Interspersed with ThinLinc work I’ll be doing lots of work on NX hopefully and working on my nxcl 2.x branch with my Summer of Code student, who is starting to make progress with his stuff now that his academic commitments are finally over!
I think this summer will be the best summer for open source NX work there has been; we now have a fairly mature server in the form of FreeNX, and my client is taking shape in the form of nxcl/qtnx, and the work on nxcl 2.x will be a much needed restructuring of the client code.
It would be great if anyone interested in NX at all could take a look at my nxcl 2.x roadmap and give me any feedback as to what they’d also like to see or see changed. I’ll also be working with Seb James on his GTK+ based frontend as well (nxlaunch) and hopefully we’ll see a fairly decent KDE and GNOME client come out of all this work.
Posted in KDE, NX | 1 comment
Posted by George Wright
Tue, 22 Apr 2008 18:33:00 GMT
Congratulations to Gross David for successfully being selected to take part in the Summer of Code this year to work on NX support in krdc.
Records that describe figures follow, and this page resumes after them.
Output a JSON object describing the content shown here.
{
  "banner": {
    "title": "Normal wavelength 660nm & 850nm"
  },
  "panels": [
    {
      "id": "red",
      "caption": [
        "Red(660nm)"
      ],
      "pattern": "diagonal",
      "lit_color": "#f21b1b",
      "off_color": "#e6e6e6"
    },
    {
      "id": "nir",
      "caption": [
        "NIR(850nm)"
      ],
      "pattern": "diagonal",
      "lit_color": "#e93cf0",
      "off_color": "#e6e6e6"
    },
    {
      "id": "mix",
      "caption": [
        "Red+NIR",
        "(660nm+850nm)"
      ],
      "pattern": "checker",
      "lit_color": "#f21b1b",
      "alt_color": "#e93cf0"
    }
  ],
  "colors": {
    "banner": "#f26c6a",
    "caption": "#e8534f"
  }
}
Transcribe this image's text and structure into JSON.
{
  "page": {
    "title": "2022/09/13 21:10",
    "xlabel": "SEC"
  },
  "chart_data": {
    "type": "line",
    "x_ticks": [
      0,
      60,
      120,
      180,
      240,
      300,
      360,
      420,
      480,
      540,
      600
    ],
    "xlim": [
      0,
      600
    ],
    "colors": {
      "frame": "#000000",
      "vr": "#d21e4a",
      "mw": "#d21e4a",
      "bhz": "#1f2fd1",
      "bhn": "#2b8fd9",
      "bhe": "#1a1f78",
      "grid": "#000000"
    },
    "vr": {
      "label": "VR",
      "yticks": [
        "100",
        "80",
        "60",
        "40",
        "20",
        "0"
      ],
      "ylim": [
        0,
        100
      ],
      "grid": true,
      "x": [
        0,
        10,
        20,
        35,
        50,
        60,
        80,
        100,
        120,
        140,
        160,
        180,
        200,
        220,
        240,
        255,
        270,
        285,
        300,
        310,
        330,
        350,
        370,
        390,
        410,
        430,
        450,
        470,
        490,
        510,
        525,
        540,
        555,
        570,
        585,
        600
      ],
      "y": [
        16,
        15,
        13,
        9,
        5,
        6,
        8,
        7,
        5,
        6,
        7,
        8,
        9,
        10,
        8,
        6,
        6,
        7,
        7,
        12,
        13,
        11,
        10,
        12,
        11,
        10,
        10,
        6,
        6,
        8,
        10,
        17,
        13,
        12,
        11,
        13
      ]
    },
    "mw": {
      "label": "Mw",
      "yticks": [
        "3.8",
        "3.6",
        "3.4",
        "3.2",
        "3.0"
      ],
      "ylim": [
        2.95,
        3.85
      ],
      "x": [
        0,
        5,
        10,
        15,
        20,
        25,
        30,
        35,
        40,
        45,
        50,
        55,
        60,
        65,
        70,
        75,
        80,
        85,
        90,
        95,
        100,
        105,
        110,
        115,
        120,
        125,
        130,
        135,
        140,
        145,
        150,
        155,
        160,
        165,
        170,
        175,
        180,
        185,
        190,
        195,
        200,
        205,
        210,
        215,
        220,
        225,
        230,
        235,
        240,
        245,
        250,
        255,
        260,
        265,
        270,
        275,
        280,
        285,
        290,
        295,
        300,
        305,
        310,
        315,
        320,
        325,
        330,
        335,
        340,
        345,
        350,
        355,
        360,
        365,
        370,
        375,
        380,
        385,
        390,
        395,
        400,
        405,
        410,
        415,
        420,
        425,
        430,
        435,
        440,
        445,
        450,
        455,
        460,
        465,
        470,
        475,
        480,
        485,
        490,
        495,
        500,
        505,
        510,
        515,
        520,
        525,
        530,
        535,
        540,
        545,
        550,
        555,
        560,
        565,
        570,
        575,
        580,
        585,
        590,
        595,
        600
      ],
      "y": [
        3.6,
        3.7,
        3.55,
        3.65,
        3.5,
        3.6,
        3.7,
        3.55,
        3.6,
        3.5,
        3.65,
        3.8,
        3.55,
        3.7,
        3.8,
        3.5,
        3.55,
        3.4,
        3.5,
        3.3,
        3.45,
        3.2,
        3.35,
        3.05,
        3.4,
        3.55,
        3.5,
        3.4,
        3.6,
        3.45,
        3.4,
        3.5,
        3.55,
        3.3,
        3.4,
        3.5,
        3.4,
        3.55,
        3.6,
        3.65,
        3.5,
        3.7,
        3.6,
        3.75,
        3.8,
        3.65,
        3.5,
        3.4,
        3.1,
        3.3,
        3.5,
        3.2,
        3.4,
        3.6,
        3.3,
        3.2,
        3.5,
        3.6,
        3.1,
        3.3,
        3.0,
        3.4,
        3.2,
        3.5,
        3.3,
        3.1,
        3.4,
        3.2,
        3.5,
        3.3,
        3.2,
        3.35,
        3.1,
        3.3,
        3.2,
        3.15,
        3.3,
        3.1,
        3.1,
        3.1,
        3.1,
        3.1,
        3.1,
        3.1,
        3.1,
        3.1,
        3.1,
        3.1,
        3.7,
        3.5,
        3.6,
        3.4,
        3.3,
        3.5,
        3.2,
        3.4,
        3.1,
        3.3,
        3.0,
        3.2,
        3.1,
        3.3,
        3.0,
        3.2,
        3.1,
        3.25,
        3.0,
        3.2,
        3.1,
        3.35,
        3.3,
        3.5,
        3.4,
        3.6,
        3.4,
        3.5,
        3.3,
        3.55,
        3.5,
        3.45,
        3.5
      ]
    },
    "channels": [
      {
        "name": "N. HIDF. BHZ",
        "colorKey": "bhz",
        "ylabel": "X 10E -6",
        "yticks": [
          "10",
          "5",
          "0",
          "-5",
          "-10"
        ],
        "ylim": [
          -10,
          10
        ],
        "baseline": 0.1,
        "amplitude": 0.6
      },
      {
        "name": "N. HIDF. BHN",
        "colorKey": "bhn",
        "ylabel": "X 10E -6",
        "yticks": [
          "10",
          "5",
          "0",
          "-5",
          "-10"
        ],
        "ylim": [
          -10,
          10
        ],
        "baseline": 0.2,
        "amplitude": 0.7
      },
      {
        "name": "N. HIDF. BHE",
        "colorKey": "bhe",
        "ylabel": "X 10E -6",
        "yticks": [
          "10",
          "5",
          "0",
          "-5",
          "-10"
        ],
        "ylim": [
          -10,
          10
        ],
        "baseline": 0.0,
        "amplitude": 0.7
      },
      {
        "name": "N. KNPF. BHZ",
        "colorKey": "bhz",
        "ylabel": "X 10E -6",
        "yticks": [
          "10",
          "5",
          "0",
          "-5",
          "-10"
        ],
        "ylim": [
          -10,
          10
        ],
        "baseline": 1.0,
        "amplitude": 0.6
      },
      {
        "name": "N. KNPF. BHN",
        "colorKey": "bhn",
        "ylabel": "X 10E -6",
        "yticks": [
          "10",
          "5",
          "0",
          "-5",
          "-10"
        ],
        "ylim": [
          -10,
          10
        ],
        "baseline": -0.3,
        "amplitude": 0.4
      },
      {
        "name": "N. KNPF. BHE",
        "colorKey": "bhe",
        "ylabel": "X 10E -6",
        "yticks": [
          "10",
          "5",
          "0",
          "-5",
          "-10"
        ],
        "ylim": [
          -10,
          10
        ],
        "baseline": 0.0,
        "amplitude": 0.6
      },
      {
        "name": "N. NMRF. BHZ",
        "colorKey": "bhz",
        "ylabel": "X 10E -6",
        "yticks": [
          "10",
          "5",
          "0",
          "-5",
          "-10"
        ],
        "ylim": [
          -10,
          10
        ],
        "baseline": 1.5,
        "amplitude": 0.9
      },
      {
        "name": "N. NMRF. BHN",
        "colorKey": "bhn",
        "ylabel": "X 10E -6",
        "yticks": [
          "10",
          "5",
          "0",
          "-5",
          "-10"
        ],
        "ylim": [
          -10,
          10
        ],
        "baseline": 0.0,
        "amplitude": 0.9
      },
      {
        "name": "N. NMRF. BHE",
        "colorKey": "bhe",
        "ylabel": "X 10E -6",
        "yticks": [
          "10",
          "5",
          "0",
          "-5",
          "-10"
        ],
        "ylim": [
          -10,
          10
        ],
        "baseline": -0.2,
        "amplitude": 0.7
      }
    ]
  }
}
Hopefully this will lead to some interesting changes ahead!
Posted in KDE, NX | no comments
Posted by George Wright
Fri, 04 Jan 2008 15:39:00 GMT
Today I start working for DeFuturo Ltd on creating a cross platform NX client (GPL, of course) in Qt for their Desktop on Demand service. I must say I’m really happy to be working again on C++/Qt as GTK was starting to get to my head a bit!
The ultimate goal of this project is to create a cross-platform client which can execute directly after downloading without the need to install it anywhere. However, at the moment I’m simply working on getting an open source client working for Linux, OS X and Windows.
Yesterday I committed a version of QtNX that I’ve been hacking for the past couple of days which has now had its backend code updated to use Seb James’ nxcl client library instead of my ageing nxclientlib. I have confirmed that this works with nxproxy 3.1.0 and nxssh 3.1.0 for connecting to a NX 1.5.0 server, and I assume it works with NX 2.x and 3.x servers as well, but I don’t have access to any for testing at the moment. I will be working over the coming weeks on getting this to work with OS X and cygwin on Windows, as well as hopefully doing some code cleanups at the same time.
All in all, I’m very pleased with this work and this should lead to some very nice and exciting changes in the NX client world!